Her life followed a rather diverse course in the ensuing years as a seamstress assistant to a Royal Court dressmaker, a Vogue Knitting magazine model, working in a munitions factory, which proved a dismal failure, and as a member of a professional dance troupe that performed throughout England during the early years of the war to boost morale. Therein lies the story of meeting her dashing U.S. 8th Army Air Force husband, Sherman Strate, a local Darby boy, while she was performing at the Prince of Wales Theatre in London in 1941. Amazingly, he was a “stand in” for a date with another serviceman who went on mission and asked Sherman to go in his stead.

They married in a civil ceremony July of 1942. Their eldest son, David, was born in Dorking, England in 1943. As Sherman flew missions out of Bovingdon Air Base, Mum applied herself to being a mother and “housewife“, neither of which she was born into. In October of 1944, thankfully, she thought, the small family of three traveled to the U.S.A. on board the R.M.S. Aquitania commissioned as a Red Cross ship for the war effort. Imagine the wonder of arriving in New York harbor to full blazing lights from black out in England and little rationing after a lack of many essentials. The next big surprise was attending a professional rodeo at Madison Square Garden while a classical evening of ballet took place not far away.

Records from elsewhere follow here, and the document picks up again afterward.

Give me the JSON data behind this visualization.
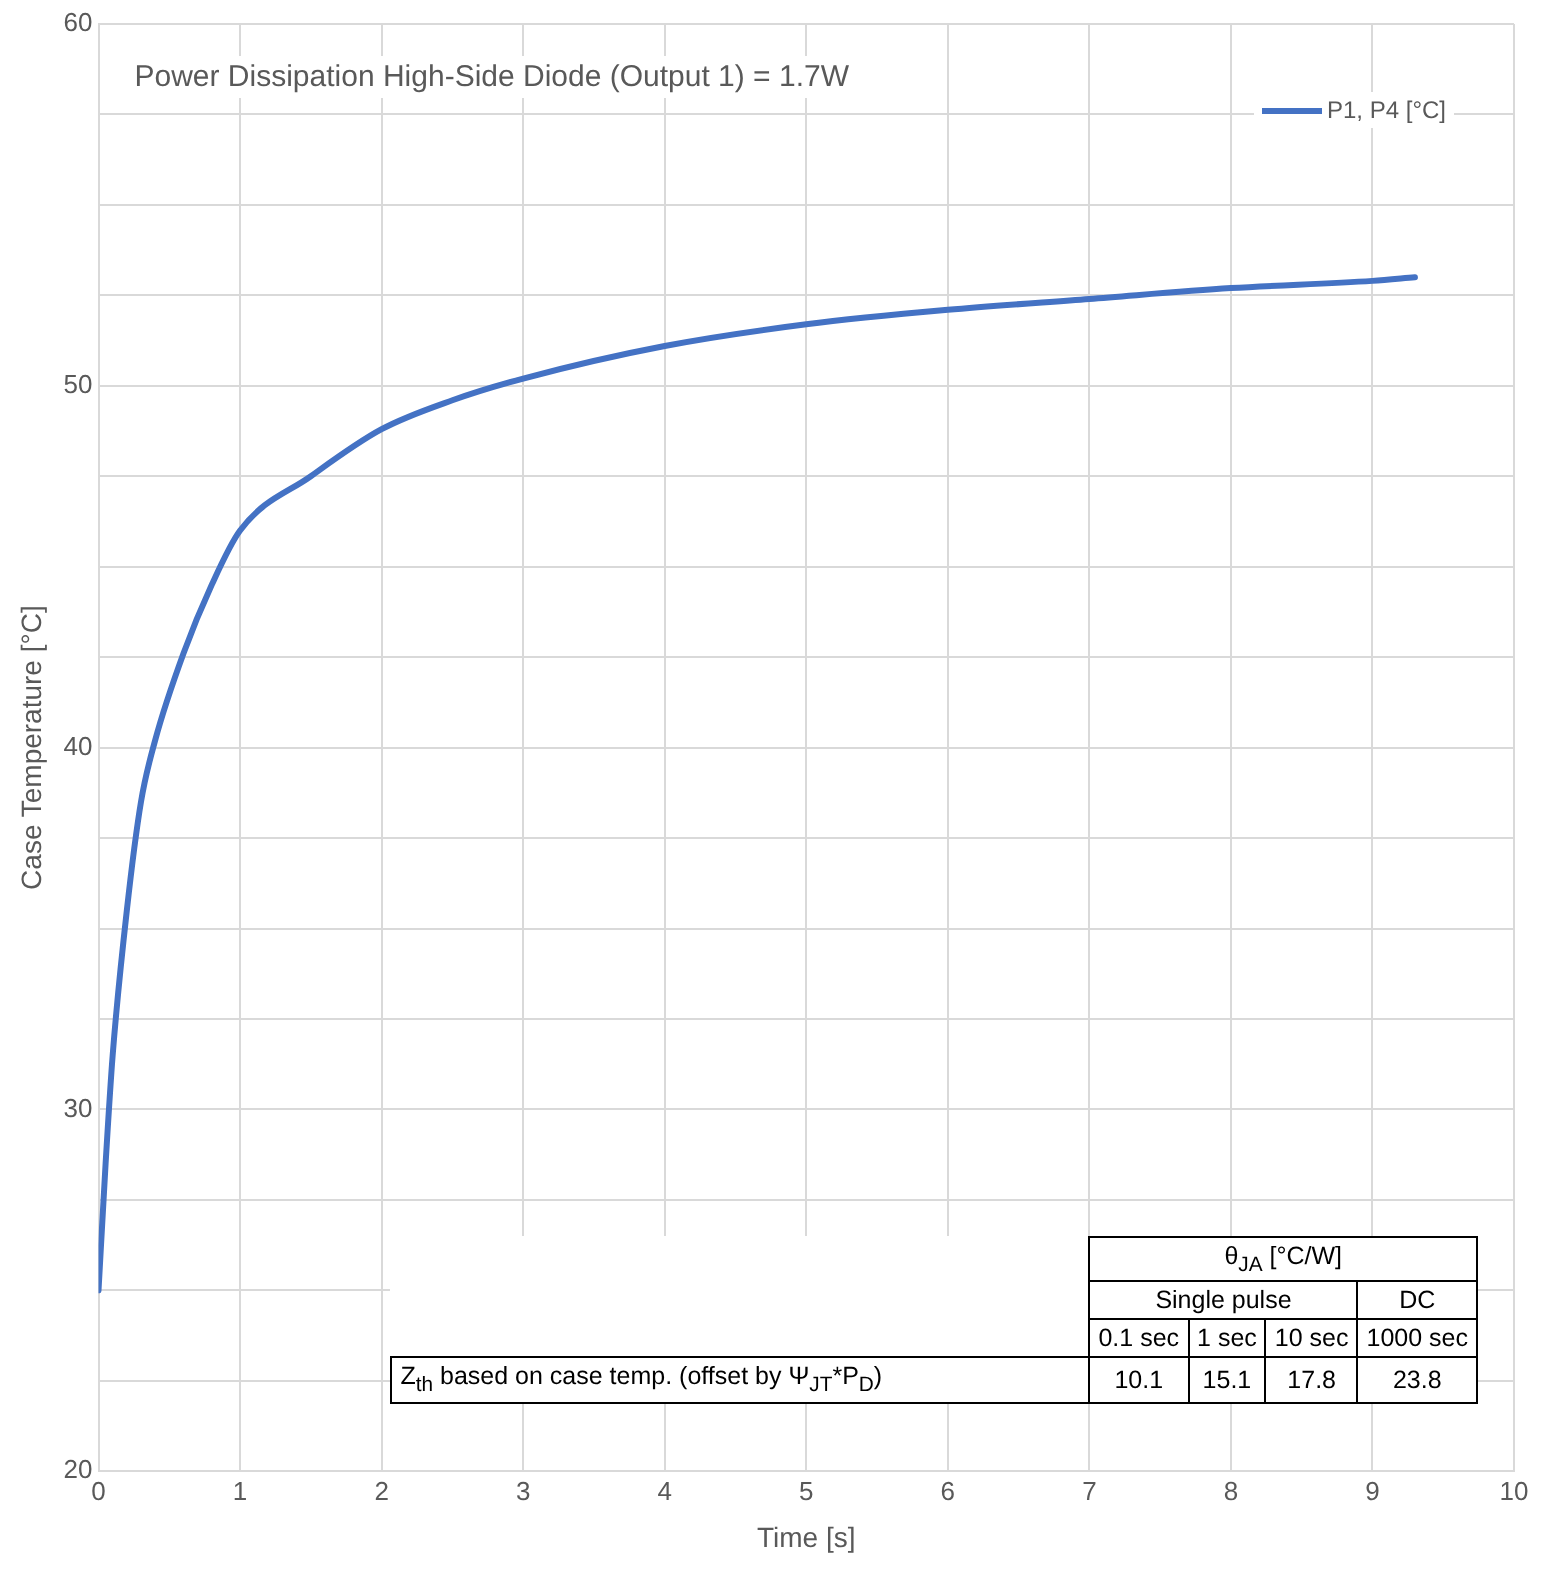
{
  "chart_data": {
    "type": "line",
    "title": "Power Dissipation High-Side Diode (Output 1) = 1.7W",
    "xlabel": "Time [s]",
    "ylabel": "Case Temperature [°C]",
    "x": [
      0,
      0.05,
      0.1,
      0.2,
      0.3,
      0.4,
      0.6,
      0.8,
      1,
      1.5,
      2,
      2.5,
      3,
      4,
      5,
      6,
      7,
      8,
      9,
      9.3
    ],
    "series": [
      {
        "name": "P1, P4 [°C]",
        "color": "#4472c4",
        "values": [
          25,
          28.5,
          31.5,
          35.5,
          38.5,
          40.2,
          42.6,
          44.5,
          46,
          47.5,
          48.8,
          49.6,
          50.2,
          51.1,
          51.7,
          52.1,
          52.4,
          52.7,
          52.9,
          53.0
        ]
      }
    ],
    "xlim": [
      0,
      10
    ],
    "xticks": [
      0,
      1,
      2,
      3,
      4,
      5,
      6,
      7,
      8,
      9,
      10
    ],
    "ylim": [
      20,
      60
    ],
    "yticks": [
      20,
      {
        "value": 22.5,
        "label": null
      },
      {
        "value": 25,
        "label": null
      },
      {
        "value": 27.5,
        "label": null
      },
      30,
      {
        "value": 32.5,
        "label": null
      },
      {
        "value": 35,
        "label": null
      },
      {
        "value": 37.5,
        "label": null
      },
      40,
      {
        "value": 42.5,
        "label": null
      },
      {
        "value": 45,
        "label": null
      },
      {
        "value": 47.5,
        "label": null
      },
      50,
      {
        "value": 52.5,
        "label": null
      },
      {
        "value": 55,
        "label": null
      },
      {
        "value": 57.5,
        "label": null
      },
      60
    ],
    "grid": true,
    "legend": "top right",
    "marker": "none",
    "line_style": "solid",
    "annotations": [
      "θ$_{JA}$ [°C/W]",
      "Single pulse",
      "DC",
      "0.1 sec",
      "1 sec",
      "10 sec",
      "1000 sec",
      "Z$_{th}$ based on case temp. (offset by Ψ$_{JT}$*P$_{D}$)",
      "10.1",
      "15.1",
      "17.8",
      "23.8"
    ]
  }
}
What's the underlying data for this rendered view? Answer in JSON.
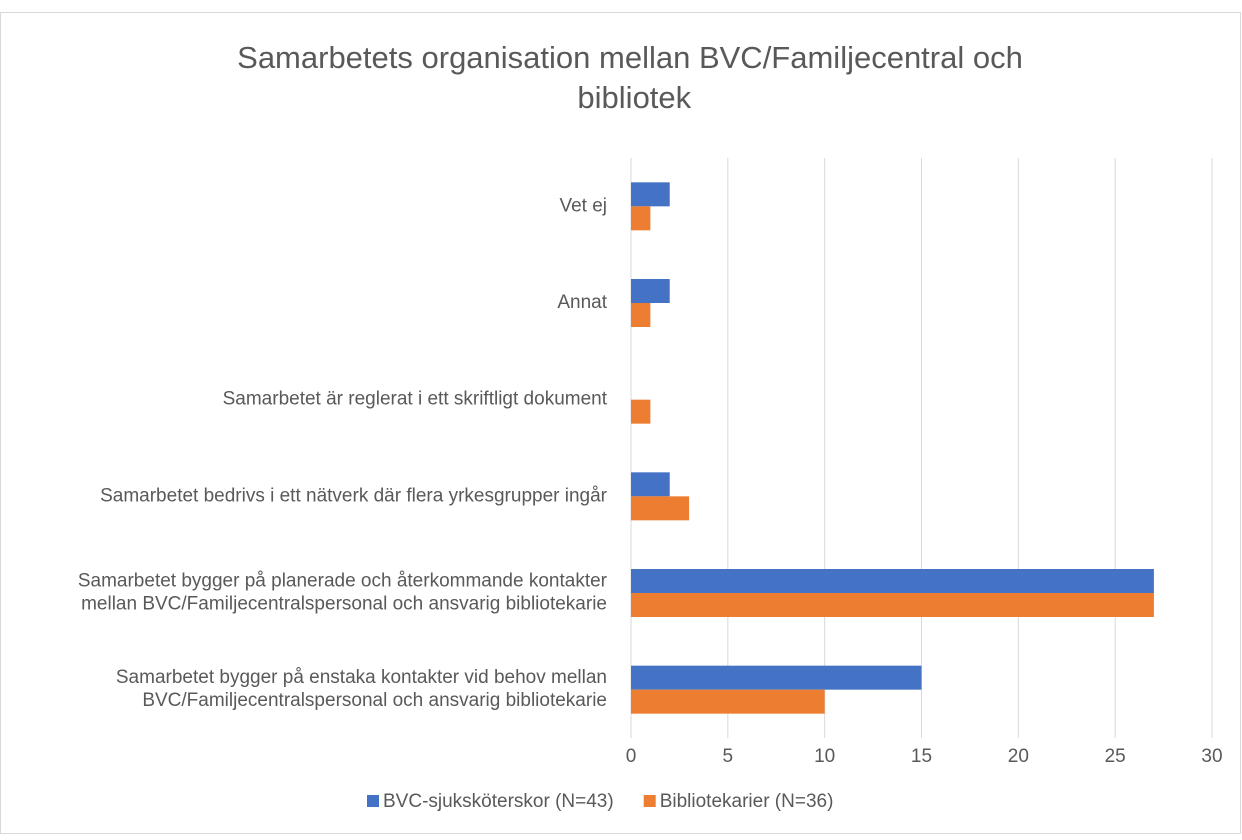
{
  "chart_data": {
    "type": "hbar",
    "title": "Samarbetets organisation mellan BVC/Familjecentral och bibliotek",
    "categories": [
      "Vet ej",
      "Annat",
      "Samarbetet är reglerat i ett skriftligt dokument",
      "Samarbetet bedrivs i ett nätverk där flera yrkesgrupper ingår",
      "Samarbetet bygger på planerade och återkommande kontakter mellan BVC/Familjecentralspersonal och ansvarig bibliotekarie",
      "Samarbetet bygger på enstaka kontakter vid behov mellan BVC/Familjecentralspersonal och ansvarig bibliotekarie"
    ],
    "series": [
      {
        "name": "BVC-sjuksköterskor (N=43)",
        "color": "#4472c4",
        "values": [
          2,
          2,
          0,
          2,
          27,
          15
        ]
      },
      {
        "name": "Bibliotekarier (N=36)",
        "color": "#ed7d31",
        "values": [
          1,
          1,
          1,
          3,
          27,
          10
        ]
      }
    ],
    "xlim": [
      0,
      30
    ],
    "xticks": [
      0,
      5,
      10,
      15,
      20,
      25,
      30
    ],
    "grid": true,
    "legend": "bottom"
  }
}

Before settling in the Bitterroot Valley, she traveled to Texas with Sherman for his discharge. There she learned to drive in the mesquite brush and dust, then back to “the ranch” in the valley. A wood stove, no running water and irrigating the garden proved challenging for a sophisticated city girl. Not to let anything ever get the better of her, she proved a strong and willing student for Sherman’s sister Mae, learning to cook on that wood stove, prime the pump and can provisions from the irrigated garden.

After two years at “the ranch” they moved to Hamilton, added their second child, Jan, in 1946, then to the Sula Store where the third child, Jill, was born in 1950. When that adventure ended, which by the way included housing and packing food for dudes that Sherman packed in to hunting camps, they returned to Hamilton where their fourth child, Jim, was born in 1952. Soon they trekked to Anaheim, Calif., which was Mums favorite residence due to orange and lemon blossoms in the back yard and the temperate climate. It was not meant to be, so they returned to Hamilton in 1954, moved to Stanford in 1956, Missoula in 1961 and on to Libby in 1965. It can’t be said she was fond of any of those moves although her years in Missoula provided a return to a certain level of culture, much appreciated by the artistically endowed British woman.

The move to Bigfork in 1968 proved to be one of the best as her true artistic side budded, flowered and flourished. She met friends who painted, friends with interests in antiques, friends who wanted to attend concerts in Kalispell and plays at the Bigfork Summer Playhouse.

Even though she was in a small town, the arts were available again and she knew she was home. Her artistic aspirations culminated when she was asked in 1986 by then editor of the Bigfork Eagle, Mark Wilson, to write a column about her life in the United States after she submitted a tongue in cheek letter to the editor about taxation. Thus was born the column, “Strate Talk,” an ongoing series relating a life well lived.

She was comfortable and happy in her Bigfork home of 40 plus years with a splendid view of Flathead Lake. In 2011, her health and that of Sherman caused a move closer to family in Missoula. She “cowgirled up,” handled it with aplomb and found many new, loving friendships at Grizzly Peak Independent Living.

Butterflies and fairies accompanied her on the last leg of her journey from earth to sky. She joined all the members of her English family as she was the last to take flight.

She is survived by her husband of 70 years, Sherman of Missoula, her four children, David of Missoula, Jan (Sal) Esquivel of Medford, Ore., Jil Strate (John Eisenhauer) of Enumclaw, Wash. and Jim (Anne Wadelton) of Rochester, Australia. Also surviving her are seven beloved grandchildren and many great grandchildren and two great grand girls.